После этого интурист поднес колбочку к носу шефа, ожидая реакции.
Ни фига не произошло.
Белошапочка поднес снова, приблизив колбочку вплотную к раздутой ноздре. Реакции снова не последовало.
Тихо подвывая и размазывая сопли, Белошапочка отшвырнул в сторону открытый пузырек и принялся щупать у шефа пульс. Как умел. Ни на руке, ни на шее, естественно, пульс не прощупывался. Положив руку, а затем и приложившись ухом к груди, турист попытался расслышать стук сердца, дыхание и вообще любые признаки жизни.
Несколько минут стараний не выявили ничего.
Тогда, приложив грязные ладошки к лицу, Белошапочка зарыдал навзрыд.
Именно этот рев, как ни странно, привел в себя сталкера.
* * *
Когда к Аспирину вернулись чувства, он проклял все на свете. Кабаны проскакали мимо, но бдение в холодной траве после избиения радости не прибавляло. Тело болело дико. Господа интуристы лупили его качественно. В полной мере это ощутилось только сейчас. Полноценно открылся только один глаз. Второй заплыл, да так смачно, что веко казалось пудовой гирей. Склеенный сукровицей рот удалось разлепить не сразу. Губы-оладушки стали непослушными и неповоротливыми. Язык, отлипнув от нёба, нащупал осколки зубов. Пытаясь встать, сталкер заворочался. Тут же кольнула боль и вырвалась стоном сквозь зубы.
Белошапочка обернулся на посторонний звук. Рассмотрев за кустами грязное нечто в камуфляже, интурист обрадованно подскочил. Неужели он не один?
Подлетев к едва дышащему проводнику, Белошапочка несколько мгновений пытался сообразить, чем помочь. Увидев флягу, вывалившуюся из рюкзака сталкера, решил дать пострадавшему воды. Схватил флягу, отвинтил крышку, приложил к губам «русского».

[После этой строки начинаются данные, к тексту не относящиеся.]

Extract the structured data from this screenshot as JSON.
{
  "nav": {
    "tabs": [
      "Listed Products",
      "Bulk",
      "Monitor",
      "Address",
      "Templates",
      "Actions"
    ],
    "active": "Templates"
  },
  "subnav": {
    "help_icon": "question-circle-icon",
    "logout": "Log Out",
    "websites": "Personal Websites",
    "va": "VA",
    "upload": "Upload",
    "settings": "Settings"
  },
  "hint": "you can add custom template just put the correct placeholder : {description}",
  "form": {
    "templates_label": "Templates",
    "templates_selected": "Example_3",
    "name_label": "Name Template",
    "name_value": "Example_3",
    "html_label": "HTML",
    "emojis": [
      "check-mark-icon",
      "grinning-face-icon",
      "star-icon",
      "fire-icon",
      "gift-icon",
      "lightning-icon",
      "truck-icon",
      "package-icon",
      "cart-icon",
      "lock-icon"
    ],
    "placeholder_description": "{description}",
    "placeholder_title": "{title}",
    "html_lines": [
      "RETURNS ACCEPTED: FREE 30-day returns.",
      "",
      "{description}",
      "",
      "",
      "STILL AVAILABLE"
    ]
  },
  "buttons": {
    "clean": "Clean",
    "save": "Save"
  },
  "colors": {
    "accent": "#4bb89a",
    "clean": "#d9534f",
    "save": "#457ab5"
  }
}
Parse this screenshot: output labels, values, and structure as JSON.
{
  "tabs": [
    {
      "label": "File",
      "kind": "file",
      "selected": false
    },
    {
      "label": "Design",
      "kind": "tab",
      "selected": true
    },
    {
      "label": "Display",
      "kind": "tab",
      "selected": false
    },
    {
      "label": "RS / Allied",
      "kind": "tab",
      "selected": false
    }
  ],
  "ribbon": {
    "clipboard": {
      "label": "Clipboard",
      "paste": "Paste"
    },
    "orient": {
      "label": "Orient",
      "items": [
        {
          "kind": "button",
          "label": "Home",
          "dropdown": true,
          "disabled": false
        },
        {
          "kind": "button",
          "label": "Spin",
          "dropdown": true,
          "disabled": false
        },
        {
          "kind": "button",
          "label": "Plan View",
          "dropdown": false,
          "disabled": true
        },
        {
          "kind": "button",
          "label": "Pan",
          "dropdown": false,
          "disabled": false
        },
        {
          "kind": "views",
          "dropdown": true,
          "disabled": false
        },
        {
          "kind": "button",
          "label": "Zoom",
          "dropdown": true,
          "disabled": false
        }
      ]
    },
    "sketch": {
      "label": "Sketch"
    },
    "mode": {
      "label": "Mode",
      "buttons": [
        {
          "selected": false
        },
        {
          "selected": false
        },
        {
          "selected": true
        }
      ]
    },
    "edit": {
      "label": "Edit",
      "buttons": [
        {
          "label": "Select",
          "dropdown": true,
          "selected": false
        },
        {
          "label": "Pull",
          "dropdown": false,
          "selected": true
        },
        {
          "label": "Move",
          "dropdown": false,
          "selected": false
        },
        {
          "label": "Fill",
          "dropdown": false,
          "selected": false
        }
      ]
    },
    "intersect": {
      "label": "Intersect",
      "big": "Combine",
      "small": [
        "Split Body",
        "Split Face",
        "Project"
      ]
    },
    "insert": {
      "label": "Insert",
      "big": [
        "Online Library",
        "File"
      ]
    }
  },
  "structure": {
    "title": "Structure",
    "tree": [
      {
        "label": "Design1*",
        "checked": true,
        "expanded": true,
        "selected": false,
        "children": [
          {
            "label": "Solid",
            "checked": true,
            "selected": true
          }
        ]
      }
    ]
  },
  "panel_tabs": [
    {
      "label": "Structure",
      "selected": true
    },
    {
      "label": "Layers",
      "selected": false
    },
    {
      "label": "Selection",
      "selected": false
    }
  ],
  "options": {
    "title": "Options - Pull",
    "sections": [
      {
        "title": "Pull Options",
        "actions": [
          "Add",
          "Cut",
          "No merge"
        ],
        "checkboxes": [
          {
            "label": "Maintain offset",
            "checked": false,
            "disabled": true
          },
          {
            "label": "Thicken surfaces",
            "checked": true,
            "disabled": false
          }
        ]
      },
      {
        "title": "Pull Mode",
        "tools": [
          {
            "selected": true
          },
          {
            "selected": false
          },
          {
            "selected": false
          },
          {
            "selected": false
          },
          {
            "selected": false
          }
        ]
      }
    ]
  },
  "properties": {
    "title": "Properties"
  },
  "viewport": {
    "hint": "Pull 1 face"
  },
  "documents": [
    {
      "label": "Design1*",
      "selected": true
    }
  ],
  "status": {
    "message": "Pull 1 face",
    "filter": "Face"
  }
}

Едва открытые глаза Аспирина чуть не вылезли из орбит! Подавившись первым глотком, сталкер закашлялся, зато пришел в себя и принялся материть реаниматора. Принюхавшись к содержимому фляги, Белошапочка догадался, в чем дело. Оказалось, фляга была сталкеровская, и наполняли ее спиртом.
Осознав ошибку, Белошапочка снова метнулся, притащил свою личную фляжку и, помогая сталкеру присесть, помог напиться. Теперь уже гарантированно – водой. Каково же было его удивление, когда проводник, оторвавшись от воды, вновь показал на старую флягу и знаками велел ее принести. Белошапочка послушно принес. Аспирин, который только что крыл интуриста последними словами за «косяк» с жаждоутолителем, смачно приложился к спирту и сделал пару огромных глотков, дергая кадыком.